第499話

 あれから随分と豪勢な昼食を食べたけれど、ほとんど味がしなかった。

 食事自体に味がついてないとか、未知のウイルスによって味覚を奪われたとかではない。

 麗華れいか瑠海るうなさんのバチバチとした雰囲気が、味を感じさせてくれなかったのだ。


「皆さん、また来てくださいね」

「是非いらして下さい」

「……瑠海、皆さんは私の友人です。あなたはただのメイドでしょう」

「別に私の友人と言っても構いませんよね?」


 睨み合っていた視線をこちらに向けながら「ね?」と聞かれれば、僕も紅葉くれはも反射的に頷いてしまう。

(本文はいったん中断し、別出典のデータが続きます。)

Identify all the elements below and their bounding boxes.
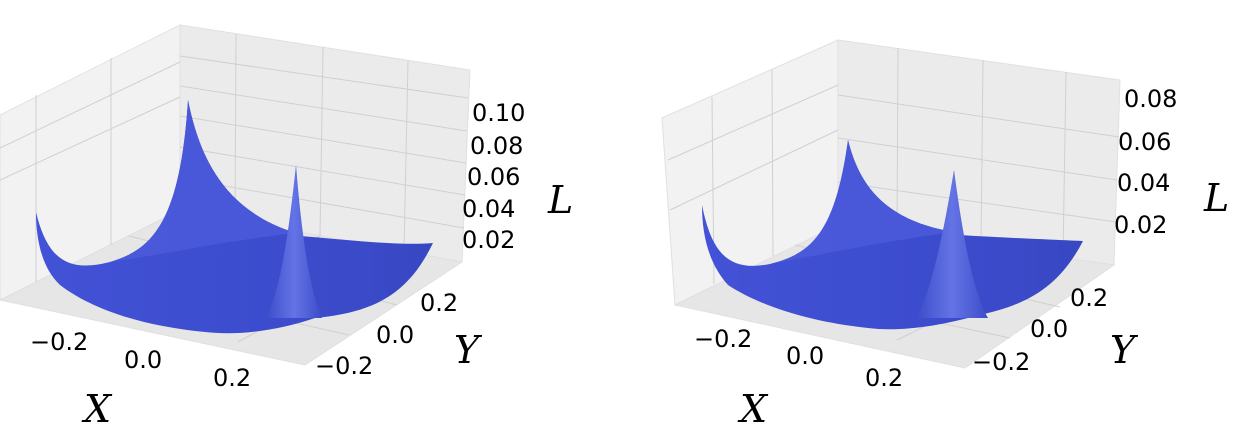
plot-left: 0.020.040.060.080.10 −0.20.00.2 −0.20.00… bbox=[0, 24, 573, 431]
x-axis-label: X bbox=[81, 387, 113, 431]
z-tick-label: 0.10 bbox=[472, 99, 525, 127]
surface-peak-main bbox=[110, 100, 296, 262]
y-tick-label: 0.0 bbox=[376, 321, 414, 349]
x-tick-label: −0.2 bbox=[694, 325, 752, 353]
y-tick-label: −0.2 bbox=[315, 352, 373, 380]
z-tick-labels: 0.02 0.04 0.06 0.08 bbox=[1114, 85, 1177, 239]
y-tick-label: 0.2 bbox=[420, 289, 458, 317]
z-tick-label: 0.04 bbox=[1117, 169, 1170, 197]
x-tick-labels: −0.2 0.0 0.2 bbox=[694, 325, 903, 392]
y-axis-label: Y bbox=[454, 328, 483, 372]
z-tick-labels: 0.02 0.04 0.06 0.08 0.10 bbox=[462, 99, 525, 254]
z-tick-label: 0.02 bbox=[1114, 211, 1167, 239]
z-tick-label: 0.04 bbox=[462, 195, 515, 223]
surface-peak-main bbox=[770, 140, 954, 264]
surface-peak-secondary bbox=[916, 170, 988, 318]
z-tick-label: 0.06 bbox=[467, 163, 520, 191]
y-axis-label: Y bbox=[1110, 328, 1139, 372]
x-tick-labels: −0.2 0.0 0.2 bbox=[30, 328, 251, 392]
x-tick-label: 0.0 bbox=[786, 342, 824, 370]
x-tick-label: −0.2 bbox=[30, 328, 88, 356]
z-tick-label: 0.02 bbox=[462, 226, 515, 254]
z-tick-label: 0.08 bbox=[470, 132, 523, 160]
x-tick-label: 0.0 bbox=[124, 346, 162, 374]
y-tick-labels: −0.20.00.2 bbox=[972, 284, 1108, 376]
z-tick-label: 0.08 bbox=[1124, 85, 1177, 113]
y-tick-label: 0.0 bbox=[1030, 315, 1068, 343]
z-axis-label: L bbox=[547, 178, 573, 222]
surface-peak-secondary bbox=[266, 165, 322, 318]
z-axis-label: L bbox=[1203, 176, 1229, 220]
z-tick-label: 0.06 bbox=[1118, 128, 1171, 156]
plot-right: 0.020.040.060.08 −0.20.00.2 −0.20.00.2 X… bbox=[661, 39, 1229, 431]
y-tick-labels: −0.20.00.2 bbox=[315, 289, 458, 380]
x-tick-label: 0.2 bbox=[865, 364, 903, 392]
y-tick-label: −0.2 bbox=[972, 348, 1030, 376]
y-tick-label: 0.2 bbox=[1070, 284, 1108, 312]
x-tick-label: 0.2 bbox=[213, 364, 251, 392]
x-axis-label: X bbox=[737, 387, 769, 431]
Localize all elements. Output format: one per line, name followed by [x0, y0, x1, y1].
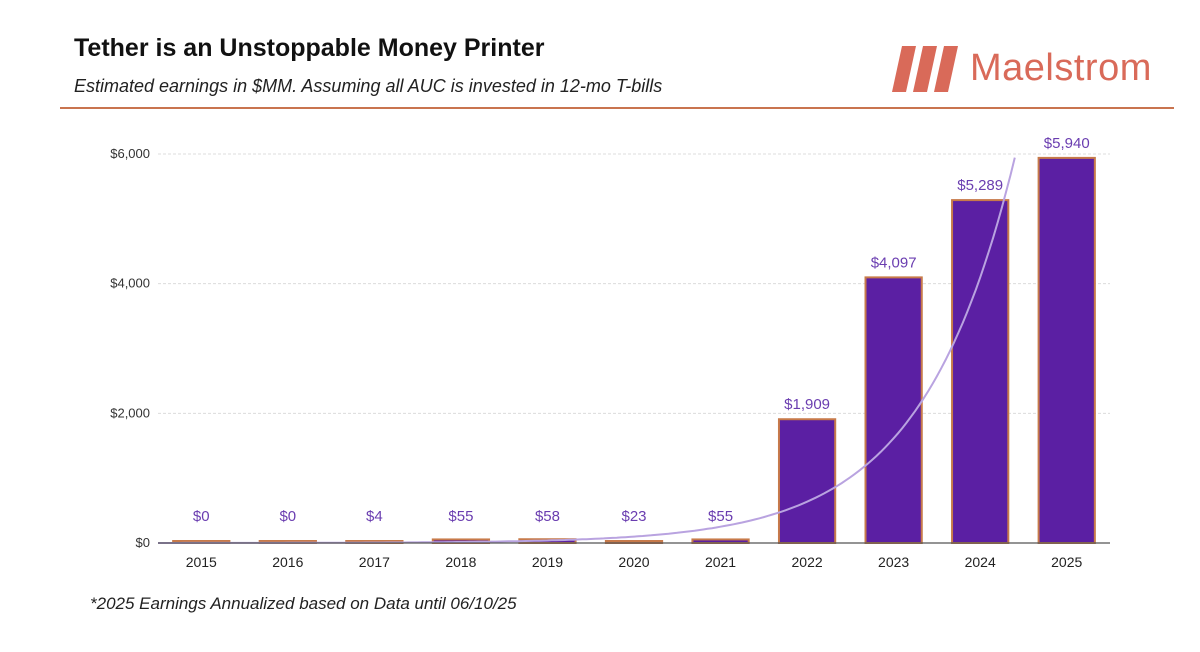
data-label-2015: $0 [193, 508, 210, 525]
footnote: *2025 Earnings Annualized based on Data … [90, 594, 517, 613]
y-tick-label: $6,000 [110, 146, 150, 161]
x-tick-label: 2020 [618, 554, 649, 570]
y-tick-label: $4,000 [110, 276, 150, 291]
data-label-2018: $55 [448, 508, 473, 525]
brand-name: Maelstrom [970, 46, 1152, 89]
x-tick-label: 2017 [359, 554, 390, 570]
x-tick-label: 2019 [532, 554, 563, 570]
data-label-2024: $5,289 [957, 177, 1003, 194]
x-tick-label: 2018 [445, 554, 476, 570]
chart-subtitle: Estimated earnings in $MM. Assuming all … [74, 76, 663, 96]
x-tick-label: 2021 [705, 554, 736, 570]
bar-2024 [951, 199, 1010, 544]
data-label-2022: $1,909 [784, 396, 830, 413]
data-label-2023: $4,097 [871, 254, 917, 271]
data-label-2017: $4 [366, 508, 383, 525]
x-tick-label: 2025 [1051, 554, 1082, 570]
y-tick-label: $2,000 [110, 405, 150, 420]
bar-2022 [777, 418, 837, 544]
data-label-2021: $55 [708, 508, 733, 525]
data-label-2025: $5,940 [1044, 135, 1090, 152]
data-label-2019: $58 [535, 508, 560, 525]
x-tick-label: 2024 [965, 554, 996, 570]
y-tick-label: $0 [136, 535, 150, 550]
x-tick-label: 2023 [878, 554, 909, 570]
data-label-2020: $23 [621, 508, 646, 525]
data-label-2016: $0 [279, 508, 296, 525]
chart-title: Tether is an Unstoppable Money Printer [74, 34, 545, 62]
x-tick-label: 2015 [186, 554, 217, 570]
bar-2023 [864, 276, 923, 544]
bar-2025 [1037, 156, 1096, 544]
maelstrom-bars-icon [892, 46, 958, 92]
x-tick-label: 2016 [272, 554, 303, 570]
maelstrom-logo: Maelstrom [892, 40, 1152, 96]
x-tick-label: 2022 [792, 554, 823, 570]
header-divider [60, 107, 1174, 109]
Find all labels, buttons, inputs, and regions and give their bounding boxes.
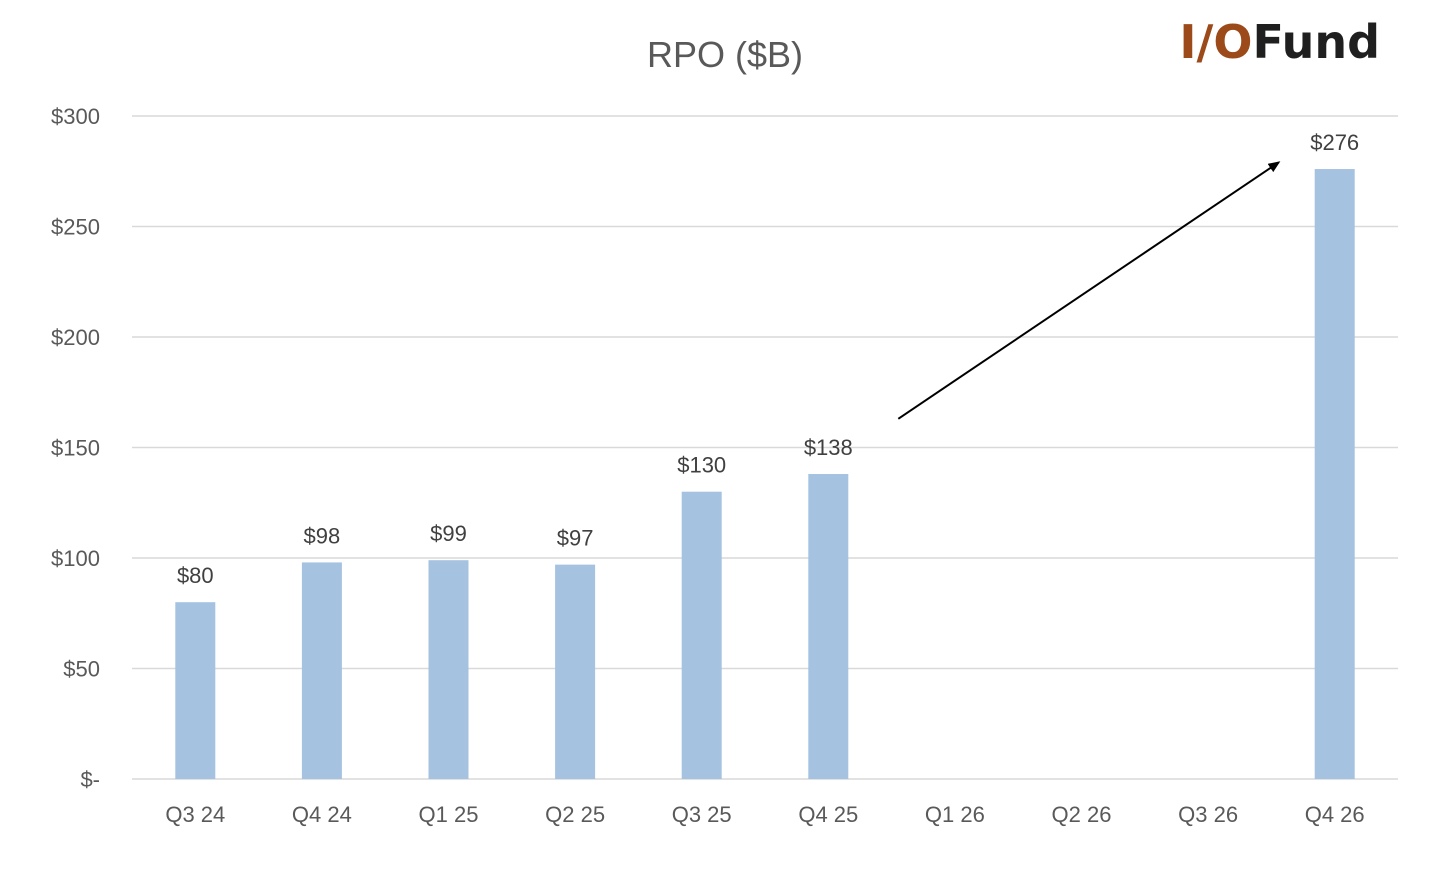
data-label: $80 — [177, 563, 214, 588]
bar — [301, 562, 342, 779]
y-tick-label: $300 — [51, 104, 100, 129]
y-tick-label: $100 — [51, 546, 100, 571]
data-label: $98 — [304, 523, 341, 548]
data-label: $276 — [1310, 130, 1359, 155]
bar — [808, 474, 849, 779]
logo: I/OFund — [1179, 15, 1380, 69]
y-tick-label: $250 — [51, 215, 100, 240]
data-label: $130 — [677, 453, 726, 478]
logo-part-fund: Fund — [1252, 15, 1380, 69]
svg-text:I/OFund: I/OFund — [1179, 15, 1380, 69]
y-axis-ticks: $- $50 $100 $150 $200 $250 $300 — [51, 104, 100, 792]
x-tick-label: Q4 24 — [292, 802, 352, 827]
y-tick-label: $150 — [51, 436, 100, 461]
x-tick-label: Q2 26 — [1052, 802, 1112, 827]
annotations — [897, 161, 1281, 420]
bars — [175, 169, 1355, 780]
x-axis-ticks: Q3 24 Q4 24 Q1 25 Q2 25 Q3 25 Q4 25 Q1 26 Q2 26… — [165, 802, 1364, 827]
x-tick-label: Q1 25 — [419, 802, 479, 827]
bar — [681, 491, 722, 779]
bar — [1314, 169, 1355, 780]
logo-part-io: I/O — [1179, 15, 1252, 69]
bar — [428, 560, 469, 779]
trend-arrow — [897, 161, 1281, 420]
data-label: $99 — [430, 521, 467, 546]
data-label: $97 — [557, 526, 594, 551]
x-tick-label: Q4 26 — [1305, 802, 1365, 827]
bar — [175, 602, 216, 779]
x-tick-label: Q2 25 — [545, 802, 605, 827]
y-tick-label: $- — [80, 767, 100, 792]
x-tick-label: Q3 26 — [1178, 802, 1238, 827]
data-label: $138 — [804, 435, 853, 460]
x-tick-label: Q1 26 — [925, 802, 985, 827]
bar — [555, 564, 596, 779]
gridlines — [132, 115, 1398, 780]
chart-title: RPO ($B) — [647, 34, 803, 75]
y-tick-label: $200 — [51, 325, 100, 350]
x-tick-label: Q3 24 — [165, 802, 225, 827]
x-tick-label: Q4 25 — [798, 802, 858, 827]
y-tick-label: $50 — [63, 657, 100, 682]
data-labels: $80 $98 $99 $97 $130 $138 $276 — [177, 130, 1359, 588]
x-tick-label: Q3 25 — [672, 802, 732, 827]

 もちろん瑠海さんは友人と言っていい存在だとは思っているけれど、お互いの友人となることで麗華の表情がより険しくなったことに不安を感じずにはいられなかった。

 見送りの時までこう喧嘩されていると、このまま帰ってもいいのかと足が止まってしまう。

 それでも手を振られれば背中を向けるしかなく、お腹いっぱいになってウトウトしているイヴを支えながら歩き出した。

 背後ではまだ口喧嘩が続いていたけれど、僕たちはそのまま門を出て帰路に着く。

 そして、角を曲がって2人から見えなくなったところで、ようやく深めのため息を零しながら全身の緊張を解きほぐした。


「はぁ、あれじゃまともに呼吸も出来ないわよ」

「唾を飲み込むのも躊躇ためらっちゃったね」

「……」ウトウト

「あの様子だと、すぐに仲直りってのは難しそうよ。大丈夫なのかしら」

「あの二人のことだから絶縁なんてことにはならないと思うけど、嫌でも顔を合わせなきゃいけない関係だからね」

「……」コックリコックリ

「時間が解決するってよく言うけど、仲直りしないうちに顔を合わせたらきっと逆効果だわ」

「僕たちで何かしてあげれたらいいんだけど」

「……」スヤスヤ


 僕の言葉を聞いて顎に手を当てながら考え込んだ紅葉は、隣にいるイヴを見て「とりあえず、帰った方がいいわね」と苦笑いする。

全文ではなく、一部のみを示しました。